4. Ralph Cifaretto Comes Apart
Ralph
Cifaretto (Joe Pantoliano) was a thorn in Tony's side for the
better part of two seasons, with his random violence and not-so-random
insubordination. But mess with an animal? When the stable housing Tony's beloved
racehorse, Pie-O-My, burns down, killing the horse, Ralph's attitude about it --
"This is a hundred grand apiece (of insurance money)" -- sends Tony over the
edge and Ralph to an early grave. Or rather, graves: His piecemeal disposition
remains possibly the show's grisliest moment.
3. Goodbye
Adriana
After five long-suffering years as Christopher's
girlfriend, with the last two even more agonizing as the FBI forced her to wear
a wire, Adriana (Drea de Matteo) finally met a lonely and undignified
death, crawling on her hands and knees somewhere in the swamps (OK, the woods)
of Jersey with Silvio in hot pursuit. More importantly than just the end of the
series' rock-and-roll Jersey bad girl, this scene showed just how cold-blooded
the often-goofy Silvio could really be.
2. The Big
Showdown
Carmela's put up with Tony's wandering ways for years,
but when an ex-goomara calls to say that Tony still loves her, that's enough.

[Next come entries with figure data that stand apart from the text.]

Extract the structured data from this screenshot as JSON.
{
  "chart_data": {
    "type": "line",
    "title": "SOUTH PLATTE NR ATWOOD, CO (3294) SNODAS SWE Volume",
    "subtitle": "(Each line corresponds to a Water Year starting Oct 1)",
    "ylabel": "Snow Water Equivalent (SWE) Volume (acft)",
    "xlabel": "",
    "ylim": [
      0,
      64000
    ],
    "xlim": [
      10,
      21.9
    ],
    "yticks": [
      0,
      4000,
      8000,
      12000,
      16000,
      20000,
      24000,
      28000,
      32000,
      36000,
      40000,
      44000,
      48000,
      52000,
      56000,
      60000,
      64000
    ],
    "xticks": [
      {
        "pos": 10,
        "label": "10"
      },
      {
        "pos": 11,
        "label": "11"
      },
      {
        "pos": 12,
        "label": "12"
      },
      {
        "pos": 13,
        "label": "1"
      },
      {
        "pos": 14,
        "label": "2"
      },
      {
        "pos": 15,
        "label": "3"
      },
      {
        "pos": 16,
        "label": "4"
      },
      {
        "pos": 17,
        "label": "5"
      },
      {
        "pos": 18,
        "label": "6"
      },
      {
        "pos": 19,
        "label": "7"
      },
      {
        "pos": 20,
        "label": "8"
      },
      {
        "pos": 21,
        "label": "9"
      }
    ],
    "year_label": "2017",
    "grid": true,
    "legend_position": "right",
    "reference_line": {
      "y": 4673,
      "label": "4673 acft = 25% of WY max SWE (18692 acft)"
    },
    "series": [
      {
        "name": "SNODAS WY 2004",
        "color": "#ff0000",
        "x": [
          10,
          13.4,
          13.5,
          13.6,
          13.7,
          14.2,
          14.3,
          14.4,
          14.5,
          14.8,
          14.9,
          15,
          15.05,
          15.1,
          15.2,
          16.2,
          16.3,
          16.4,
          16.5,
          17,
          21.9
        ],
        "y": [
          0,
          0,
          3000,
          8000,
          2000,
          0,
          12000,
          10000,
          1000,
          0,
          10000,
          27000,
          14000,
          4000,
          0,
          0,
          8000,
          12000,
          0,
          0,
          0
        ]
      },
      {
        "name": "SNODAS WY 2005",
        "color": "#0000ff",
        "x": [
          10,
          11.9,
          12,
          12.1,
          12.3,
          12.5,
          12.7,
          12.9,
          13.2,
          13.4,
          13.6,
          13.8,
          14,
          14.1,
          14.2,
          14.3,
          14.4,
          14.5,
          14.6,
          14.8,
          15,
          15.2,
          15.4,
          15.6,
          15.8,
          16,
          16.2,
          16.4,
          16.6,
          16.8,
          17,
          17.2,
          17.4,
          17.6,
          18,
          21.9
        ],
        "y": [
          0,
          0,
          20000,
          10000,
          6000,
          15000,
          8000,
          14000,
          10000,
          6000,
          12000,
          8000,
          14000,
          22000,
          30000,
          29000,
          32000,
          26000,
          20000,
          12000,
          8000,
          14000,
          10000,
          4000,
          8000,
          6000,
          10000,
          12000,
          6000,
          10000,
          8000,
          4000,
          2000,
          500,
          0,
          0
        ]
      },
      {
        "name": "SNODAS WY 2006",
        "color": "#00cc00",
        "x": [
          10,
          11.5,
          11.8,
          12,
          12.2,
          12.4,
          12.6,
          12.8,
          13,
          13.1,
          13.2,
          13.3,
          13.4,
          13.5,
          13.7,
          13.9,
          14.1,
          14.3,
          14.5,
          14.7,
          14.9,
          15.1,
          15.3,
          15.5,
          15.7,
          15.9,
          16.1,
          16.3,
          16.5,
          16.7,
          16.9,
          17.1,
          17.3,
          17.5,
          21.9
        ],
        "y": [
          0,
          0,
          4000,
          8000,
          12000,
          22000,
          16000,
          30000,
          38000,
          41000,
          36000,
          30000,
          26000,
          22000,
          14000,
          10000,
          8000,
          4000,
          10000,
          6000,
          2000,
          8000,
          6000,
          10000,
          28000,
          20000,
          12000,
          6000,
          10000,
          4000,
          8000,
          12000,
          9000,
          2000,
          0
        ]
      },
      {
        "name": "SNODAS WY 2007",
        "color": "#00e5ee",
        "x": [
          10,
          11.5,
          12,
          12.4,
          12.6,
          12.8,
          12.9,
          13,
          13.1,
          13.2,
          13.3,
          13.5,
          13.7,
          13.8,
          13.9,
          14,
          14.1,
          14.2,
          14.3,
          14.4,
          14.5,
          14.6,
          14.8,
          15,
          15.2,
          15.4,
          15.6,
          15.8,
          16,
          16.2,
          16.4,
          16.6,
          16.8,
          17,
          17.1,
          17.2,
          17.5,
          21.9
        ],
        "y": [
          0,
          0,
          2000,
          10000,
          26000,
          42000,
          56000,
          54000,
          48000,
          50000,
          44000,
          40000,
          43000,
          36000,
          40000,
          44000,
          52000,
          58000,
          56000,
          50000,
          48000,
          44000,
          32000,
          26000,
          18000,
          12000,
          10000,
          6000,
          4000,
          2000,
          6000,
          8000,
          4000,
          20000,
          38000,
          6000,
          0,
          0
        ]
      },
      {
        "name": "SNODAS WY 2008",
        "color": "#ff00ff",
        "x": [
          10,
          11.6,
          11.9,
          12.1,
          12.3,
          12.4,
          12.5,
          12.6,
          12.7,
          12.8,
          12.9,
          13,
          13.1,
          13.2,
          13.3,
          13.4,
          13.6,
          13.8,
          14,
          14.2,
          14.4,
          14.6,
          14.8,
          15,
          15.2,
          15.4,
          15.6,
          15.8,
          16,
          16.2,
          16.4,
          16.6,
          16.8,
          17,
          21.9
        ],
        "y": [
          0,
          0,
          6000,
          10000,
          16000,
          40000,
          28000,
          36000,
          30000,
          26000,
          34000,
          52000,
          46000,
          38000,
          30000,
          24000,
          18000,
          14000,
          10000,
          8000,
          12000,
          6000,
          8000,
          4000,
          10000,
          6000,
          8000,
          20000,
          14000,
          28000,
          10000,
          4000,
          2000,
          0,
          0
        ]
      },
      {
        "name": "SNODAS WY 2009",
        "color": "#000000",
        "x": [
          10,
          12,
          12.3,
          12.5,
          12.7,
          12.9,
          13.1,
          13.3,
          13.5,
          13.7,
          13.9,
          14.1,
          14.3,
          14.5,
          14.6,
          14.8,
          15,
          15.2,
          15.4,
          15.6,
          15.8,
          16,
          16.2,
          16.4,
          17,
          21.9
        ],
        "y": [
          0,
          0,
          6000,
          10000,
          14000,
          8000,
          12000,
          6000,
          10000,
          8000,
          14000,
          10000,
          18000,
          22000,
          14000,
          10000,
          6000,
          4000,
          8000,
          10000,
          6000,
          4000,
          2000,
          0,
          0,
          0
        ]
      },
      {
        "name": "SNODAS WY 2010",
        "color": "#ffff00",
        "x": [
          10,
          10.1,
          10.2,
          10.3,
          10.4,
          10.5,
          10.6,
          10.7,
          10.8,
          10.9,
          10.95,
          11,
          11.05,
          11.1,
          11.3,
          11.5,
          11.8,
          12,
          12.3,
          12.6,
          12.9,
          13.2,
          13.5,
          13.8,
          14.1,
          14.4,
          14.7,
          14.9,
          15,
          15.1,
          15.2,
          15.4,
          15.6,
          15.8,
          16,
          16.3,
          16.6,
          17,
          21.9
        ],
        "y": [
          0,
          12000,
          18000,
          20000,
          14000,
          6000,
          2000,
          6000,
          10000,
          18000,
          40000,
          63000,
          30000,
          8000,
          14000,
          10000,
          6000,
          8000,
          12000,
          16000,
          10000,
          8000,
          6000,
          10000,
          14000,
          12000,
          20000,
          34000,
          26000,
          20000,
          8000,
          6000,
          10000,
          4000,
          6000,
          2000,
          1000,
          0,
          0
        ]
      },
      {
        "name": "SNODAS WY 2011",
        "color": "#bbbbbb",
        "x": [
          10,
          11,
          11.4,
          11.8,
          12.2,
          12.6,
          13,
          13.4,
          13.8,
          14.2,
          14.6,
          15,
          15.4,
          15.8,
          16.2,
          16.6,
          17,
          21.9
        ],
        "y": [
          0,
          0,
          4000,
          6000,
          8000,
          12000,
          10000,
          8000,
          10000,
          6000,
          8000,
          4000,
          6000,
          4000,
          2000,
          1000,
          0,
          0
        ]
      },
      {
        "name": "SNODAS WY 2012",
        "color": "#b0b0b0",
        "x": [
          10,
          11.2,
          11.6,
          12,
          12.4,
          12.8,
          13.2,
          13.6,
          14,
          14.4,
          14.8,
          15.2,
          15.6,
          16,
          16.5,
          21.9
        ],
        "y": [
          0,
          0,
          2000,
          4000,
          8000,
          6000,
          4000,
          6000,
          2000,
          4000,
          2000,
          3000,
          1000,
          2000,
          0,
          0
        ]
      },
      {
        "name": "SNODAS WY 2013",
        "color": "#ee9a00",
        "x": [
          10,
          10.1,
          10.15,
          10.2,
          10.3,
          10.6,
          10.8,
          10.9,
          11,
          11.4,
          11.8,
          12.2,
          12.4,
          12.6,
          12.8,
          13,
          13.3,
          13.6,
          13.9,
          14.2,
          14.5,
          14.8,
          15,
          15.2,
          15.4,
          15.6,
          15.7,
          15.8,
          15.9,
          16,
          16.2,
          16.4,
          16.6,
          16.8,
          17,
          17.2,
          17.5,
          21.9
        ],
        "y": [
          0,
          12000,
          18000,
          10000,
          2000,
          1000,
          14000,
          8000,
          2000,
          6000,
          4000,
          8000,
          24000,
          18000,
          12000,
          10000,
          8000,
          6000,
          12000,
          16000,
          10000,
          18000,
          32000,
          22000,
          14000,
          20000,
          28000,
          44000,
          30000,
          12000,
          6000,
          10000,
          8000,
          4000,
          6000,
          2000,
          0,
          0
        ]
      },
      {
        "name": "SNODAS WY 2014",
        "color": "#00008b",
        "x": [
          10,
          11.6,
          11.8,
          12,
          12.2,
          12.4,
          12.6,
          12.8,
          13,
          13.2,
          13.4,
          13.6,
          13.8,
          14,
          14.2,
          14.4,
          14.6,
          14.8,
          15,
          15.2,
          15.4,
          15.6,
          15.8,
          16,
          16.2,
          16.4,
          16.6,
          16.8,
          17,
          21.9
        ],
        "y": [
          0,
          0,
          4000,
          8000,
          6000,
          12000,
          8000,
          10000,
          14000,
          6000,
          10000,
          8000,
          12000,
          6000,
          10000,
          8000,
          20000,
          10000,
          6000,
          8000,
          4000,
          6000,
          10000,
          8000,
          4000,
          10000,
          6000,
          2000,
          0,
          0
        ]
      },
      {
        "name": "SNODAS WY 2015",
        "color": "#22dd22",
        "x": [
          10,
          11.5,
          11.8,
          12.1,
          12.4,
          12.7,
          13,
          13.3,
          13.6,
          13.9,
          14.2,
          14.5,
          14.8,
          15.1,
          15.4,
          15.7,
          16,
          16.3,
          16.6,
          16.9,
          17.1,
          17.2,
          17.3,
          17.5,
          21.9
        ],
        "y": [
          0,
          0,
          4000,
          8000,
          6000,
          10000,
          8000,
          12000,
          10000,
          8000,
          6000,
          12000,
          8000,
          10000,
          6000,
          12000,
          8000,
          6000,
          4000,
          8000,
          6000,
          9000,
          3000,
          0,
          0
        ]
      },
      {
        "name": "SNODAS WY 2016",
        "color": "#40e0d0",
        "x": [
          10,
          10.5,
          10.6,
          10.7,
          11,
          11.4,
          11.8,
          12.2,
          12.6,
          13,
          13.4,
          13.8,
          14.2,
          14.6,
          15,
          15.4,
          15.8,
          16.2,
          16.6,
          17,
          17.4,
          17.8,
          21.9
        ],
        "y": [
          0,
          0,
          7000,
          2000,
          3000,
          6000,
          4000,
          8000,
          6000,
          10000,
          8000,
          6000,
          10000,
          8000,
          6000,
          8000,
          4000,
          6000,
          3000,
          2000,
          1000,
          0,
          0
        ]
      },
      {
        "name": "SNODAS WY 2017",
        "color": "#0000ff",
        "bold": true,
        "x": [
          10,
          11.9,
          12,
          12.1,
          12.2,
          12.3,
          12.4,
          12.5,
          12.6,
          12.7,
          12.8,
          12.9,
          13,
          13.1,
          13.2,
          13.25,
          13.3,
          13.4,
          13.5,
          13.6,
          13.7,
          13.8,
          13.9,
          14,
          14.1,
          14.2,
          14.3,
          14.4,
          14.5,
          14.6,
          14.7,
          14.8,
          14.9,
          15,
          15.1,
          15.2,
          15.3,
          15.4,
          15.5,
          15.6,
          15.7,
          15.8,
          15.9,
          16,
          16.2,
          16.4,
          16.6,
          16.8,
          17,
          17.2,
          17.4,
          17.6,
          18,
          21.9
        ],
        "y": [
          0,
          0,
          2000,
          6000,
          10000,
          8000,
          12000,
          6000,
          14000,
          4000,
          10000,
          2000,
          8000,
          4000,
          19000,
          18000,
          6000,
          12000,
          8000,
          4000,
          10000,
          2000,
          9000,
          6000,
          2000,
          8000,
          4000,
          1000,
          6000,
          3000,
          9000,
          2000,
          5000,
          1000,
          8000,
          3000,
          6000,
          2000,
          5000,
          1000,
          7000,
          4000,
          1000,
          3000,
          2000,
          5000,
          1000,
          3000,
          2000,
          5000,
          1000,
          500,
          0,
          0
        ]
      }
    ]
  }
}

They've fought before, but this time it's for keeps. Tony comes as close as he
ever has to actually hitting Carmela (he doesn't, but he puts a nice-sized hole
in the wall not too far from her head) and the two of them go at it with as much
intensity as any full-scale going-to-the-mattresses mob war. Years of resentment
and anger boil over, with Tony leaving home as a result. But as we all know,
Carmela is no Kay Corleone -- nothing can ultimately keep her and her husband
apart.
1. "College"
Picking the single best
moment in the history of "The Sopranos" is almost as difficult as getting the
drop on Tony himself. "College" -- the fifth aired episode of the show -- is a
compendium of them. Tony's daughter (Jamie-Lynn Sigler) confronts him about
his business, Carmela confesses to her priest that she's afraid of being
punished for the life she's chosen (and then nearly seduces the padre for good
measure), and Tony himself, the doting dad on a tour of colleges with his little
girl, takes a quick break for an act of vengeance against a rat. It's this
moment -- Tony Soprano's first on-screen killing -- that shows us just how
dangerous, and dangerously complex, this man really is.